We find that most physicians appreciate a comprehensive approach to making financial decisions, which encompass all of these areas. We work together to determine long-terms goals and create individualized plans to streamline financial processes and help to mitigate risks. Developing a portfolio comprising asset classes such as stocks, bonds, cash and real estate is an essential component in planning. This strategy is a dynamic process dependent on individual characteristics, including age, tax status, income requirements and risk tolerance. Asset allocation can be one of the most effective investment techniques available to increase their chance of success. By working together with a trusted advisor, these physicians can be more focused on active communication and a defined goal.
Q: When do ASC physicians need to create a financial strategy to ensure successful retirement?
BD: It is never too early to start planning. A sound retirement plan makes the most of things you can control and evaluates factors that are somewhat or completely out of your control. Working with a trusted team of financial professionals can help physicians determine their retirement goals, which often change over the course of their careers. When planning for retirement, physicians should consider how changes in healthcare, insurance and regulation can impact both their personal and professional lives. This will allow their plans to be more flexible and adapt to landscape changes.
It is also important to remember that it is never too late to start planning either. As life expectancies continue to rise, so does the risk of outliving retirement assets. With the probability of living longer, perhaps 30-plus years in retirement, planning becomes a critical component. When starting a medical career, many face the cost of school loans and practice costs, and retirement can seem very far off. Even if a physician begins planning later in their career, there are financial strategies that can help make a long, rewarding retirement a reality.
Q: Though each financial plan will vary from case to case, what is the basic game plan for all physicians to consider?

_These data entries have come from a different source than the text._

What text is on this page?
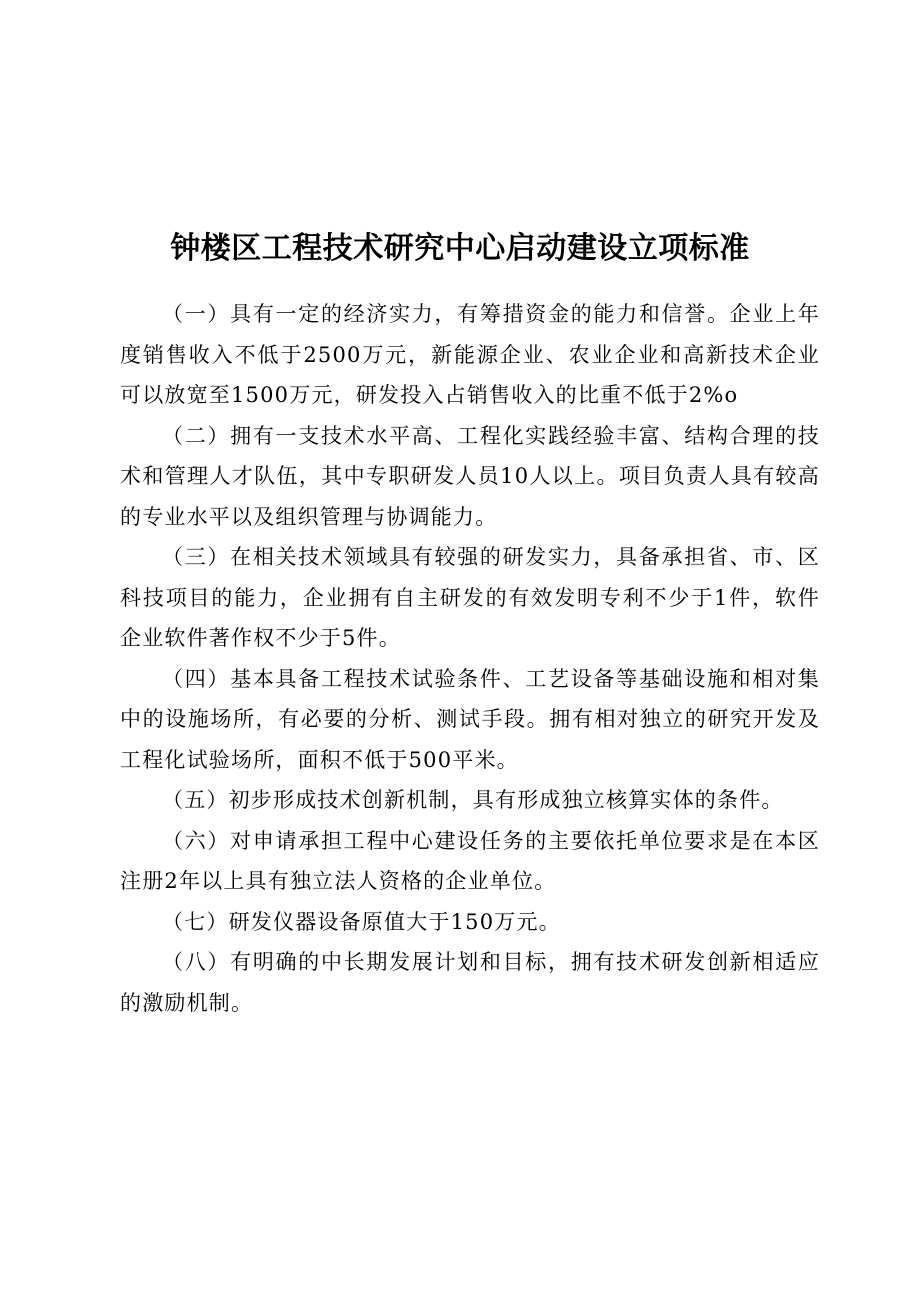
钟楼区工程技术研究中心启动建设立项标准

（一）具有一定的经济实力，有筹措资金的能力和信誉。企业上年度销售收入不低于2500万元，新能源企业、农业企业和高新技术企业可以放宽至1500万元，研发投入占销售收入的比重不低于2%o

（二）拥有一支技术水平高、工程化实践经验丰富、结构合理的技术和管理人才队伍，其中专职研发人员10人以上。项目负责人具有较高的专业水平以及组织管理与协调能力。

（三）在相关技术领域具有较强的研发实力，具备承担省、市、区科技项目的能力，企业拥有自主研发的有效发明专利不少于1件，软件企业软件著作权不少于5件。

（四）基本具备工程技术试验条件、工艺设备等基础设施和相对集中的设施场所，有必要的分析、测试手段。拥有相对独立的研究开发及工程化试验场所，面积不低于500平米。

（五）初步形成技术创新机制，具有形成独立核算实体的条件。

（六）对申请承担工程中心建设任务的主要依托单位要求是在本区注册2年以上具有独立法人资格的企业单位。

（七）研发仪器设备原值大于150万元。

（八）有明确的中长期发展计划和目标，拥有技术研发创新相适应的激励机制。
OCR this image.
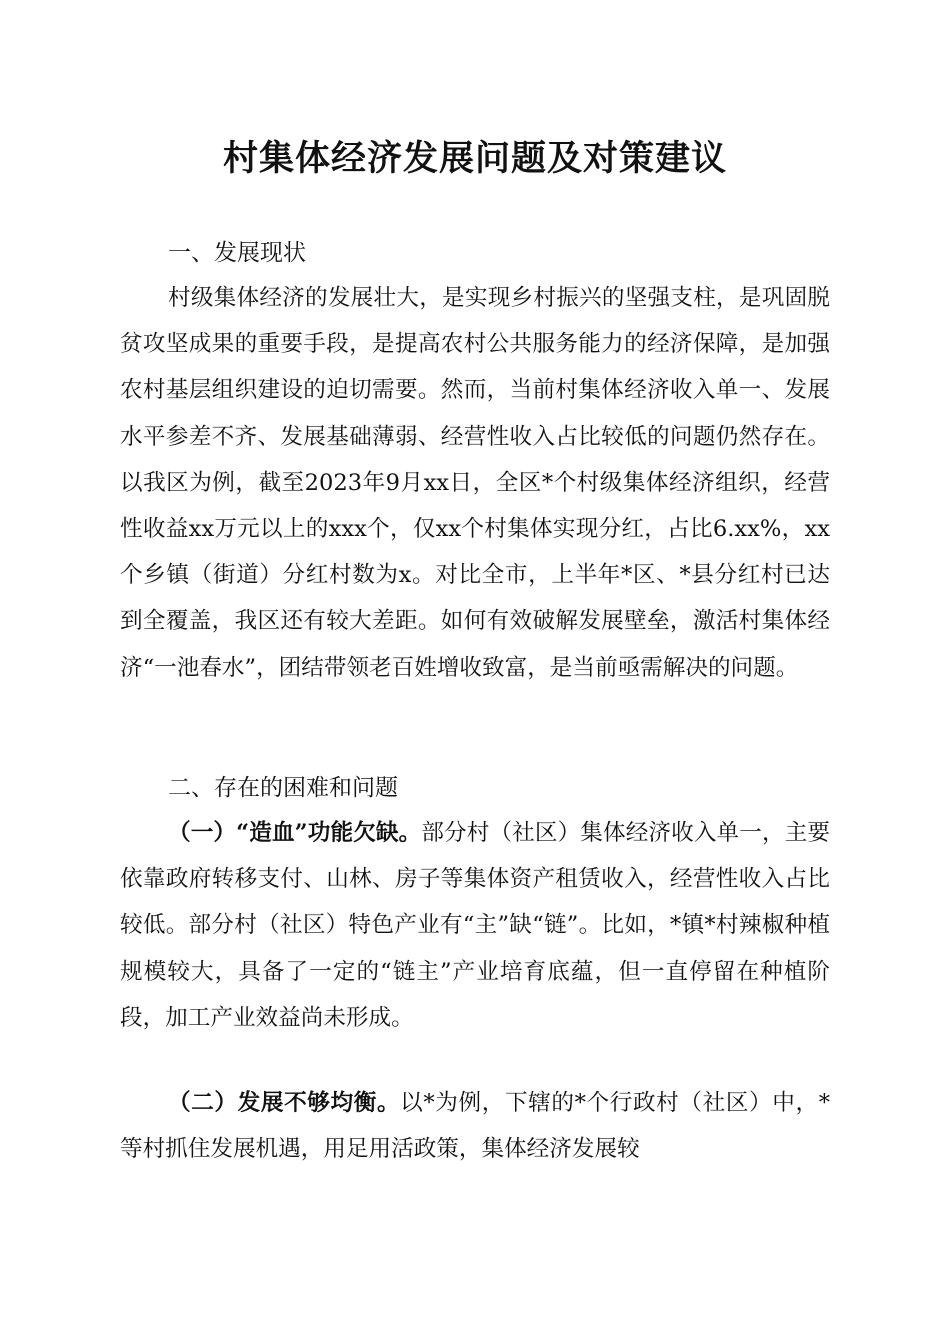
村集体经济发展问题及对策建议
一、发展现状

村级集体经济的发展壮大，是实现乡村振兴的坚强支柱，是巩固脱贫攻坚成果的重要手段，是提高农村公共服务能力的经济保障，是加强农村基层组织建设的迫切需要。然而，当前村集体经济收入单一、发展水平参差不齐、发展基础薄弱、经营性收入占比较低的问题仍然存在。以我区为例，截至2023年9月xx日，全区*个村级集体经济组织，经营性收益xx万元以上的xxx个，仅xx个村集体实现分红，占比6.xx%，xx个乡镇（街道）分红村数为x。对比全市，上半年*区、*县分红村已达到全覆盖，我区还有较大差距。如何有效破解发展壁垒，激活村集体经济“一池春水”，团结带领老百姓增收致富，是当前亟需解决的问题。

二、存在的困难和问题

（一）“造血”功能欠缺。部分村（社区）集体经济收入单一，主要依靠政府转移支付、山林、房子等集体资产租赁收入，经营性收入占比较低。部分村（社区）特色产业有“主”缺“链”。比如，*镇*村辣椒种植规模较大，具备了一定的“链主”产业培育底蕴，但一直停留在种植阶段，加工产业效益尚未形成。

（二）发展不够均衡。以*为例，下辖的*个行政村（社区）中，*等村抓住发展机遇，用足用活政策，集体经济发展较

BD: Every physician has their own goals and objectives, but there are some areas to always keep in mind during planning. Having a trust is essential, as it ensures an orderly transfer of property. This helps physicians to consider everything from taxes to generational and business transfers. Managing assets over time for the benefit of heirs and other beneficiaries and protecting assets from creditors' claims often are areas that physicians pursue. The ability to create a structured way for administering personal and financial affairs, especially if the physician becomes incapacitated, is critical. The effective use of credit is another important consideration. From leveraging investment portfolios and real estate to mortgage financing, it is important to identify the ways that are the most beneficial to the physician.
Q: What are the biggest challenges physicians face when planning their financial future?
BD: Since physicians work with multiple service providers, the challenge is to find an advisor who understands the ASC industry, has experience in developing a customized strategic plan and has the ability to tactically execute the plan. An area that physicians should keep in mind as they plan is any type of M&A activity for their private practice. In such cases, a pre-transaction plan should be created early, and then utilized to maximize the efficiencies of the deal. That plan should look to maximize the benefit of generational strategies and maximize the after-tax wealth by minimizing the impact of income tax.